Mi primer libro de cuentos surgió de un bloqueo. Había comenzado a redactar la novela que años después se tituló La bella cubana y, tras escribir los tres primeros capítulos, descubrí que no sabía cómo seguir, lo que no me había ocurrido nunca hasta entonces. En mis libros anteriores se incluían relatos cortos más o menos integrados en un contexto novelesco y, dada la situación, decidí concentrarme en la narración breve, exenta, por así decir. Una frase escuchada por azar en la calle, una mirada, un sueño, un recuerdo repentino daba lugar a una historia; yo había sido narrador oral con mis hermanos pequeños y con mis hijos cada noche, nunca les leí libros infantiles, me inventaba aventuras de personajes que se continuaban hasta que los oyentes dejaban de ser niños. Fue un buen aprendizaje. Las novelas responden a procesos distintos, más introspectivos, las voy alimentando en la cabeza durante meses hasta que tengo la necesidad de darles cuerpo en la escritura.

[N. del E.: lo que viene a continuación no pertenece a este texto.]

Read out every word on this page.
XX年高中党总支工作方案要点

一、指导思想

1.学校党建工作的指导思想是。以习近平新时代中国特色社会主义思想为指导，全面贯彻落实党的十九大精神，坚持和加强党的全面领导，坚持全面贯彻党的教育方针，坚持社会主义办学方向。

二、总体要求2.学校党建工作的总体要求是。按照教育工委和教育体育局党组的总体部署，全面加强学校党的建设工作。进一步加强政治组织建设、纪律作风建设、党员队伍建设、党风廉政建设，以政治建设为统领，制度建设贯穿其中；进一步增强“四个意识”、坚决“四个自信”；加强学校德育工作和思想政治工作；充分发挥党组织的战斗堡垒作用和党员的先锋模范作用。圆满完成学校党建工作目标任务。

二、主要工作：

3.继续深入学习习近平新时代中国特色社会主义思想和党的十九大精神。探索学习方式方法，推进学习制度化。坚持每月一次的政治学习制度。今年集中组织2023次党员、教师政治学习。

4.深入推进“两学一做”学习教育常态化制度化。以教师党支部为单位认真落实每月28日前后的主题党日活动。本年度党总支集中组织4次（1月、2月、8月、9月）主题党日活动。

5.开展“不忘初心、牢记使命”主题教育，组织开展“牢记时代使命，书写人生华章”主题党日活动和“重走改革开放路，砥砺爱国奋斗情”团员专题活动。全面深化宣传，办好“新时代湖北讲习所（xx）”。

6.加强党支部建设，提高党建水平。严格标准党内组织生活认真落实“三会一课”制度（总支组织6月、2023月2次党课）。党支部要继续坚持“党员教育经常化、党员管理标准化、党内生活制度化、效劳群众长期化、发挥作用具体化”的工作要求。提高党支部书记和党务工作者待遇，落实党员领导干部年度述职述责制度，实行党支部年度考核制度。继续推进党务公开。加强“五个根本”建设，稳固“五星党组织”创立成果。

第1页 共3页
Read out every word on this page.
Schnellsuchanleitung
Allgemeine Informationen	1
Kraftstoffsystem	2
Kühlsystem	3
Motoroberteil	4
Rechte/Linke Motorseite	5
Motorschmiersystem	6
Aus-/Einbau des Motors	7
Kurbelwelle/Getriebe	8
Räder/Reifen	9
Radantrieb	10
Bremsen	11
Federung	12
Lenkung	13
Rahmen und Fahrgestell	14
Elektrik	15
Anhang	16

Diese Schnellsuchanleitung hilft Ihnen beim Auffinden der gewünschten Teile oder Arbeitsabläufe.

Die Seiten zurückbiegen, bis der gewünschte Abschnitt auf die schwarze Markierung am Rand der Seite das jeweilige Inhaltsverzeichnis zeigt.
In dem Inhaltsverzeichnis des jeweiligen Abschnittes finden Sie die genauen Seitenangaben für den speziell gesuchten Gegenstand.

En el reciente Juegos de niñas se perciben los rasgos que le han acompañado a lo largo de su andadura literaria: el humor y el escepticismo, el desencanto y el desamor, la cultura popular y el cine clásico, además con un estilo muy característico, en busca de la interiorización del yo, y evitando las convenciones tipográficas en el texto. ¿Se siente identificado con una interpretación como esta?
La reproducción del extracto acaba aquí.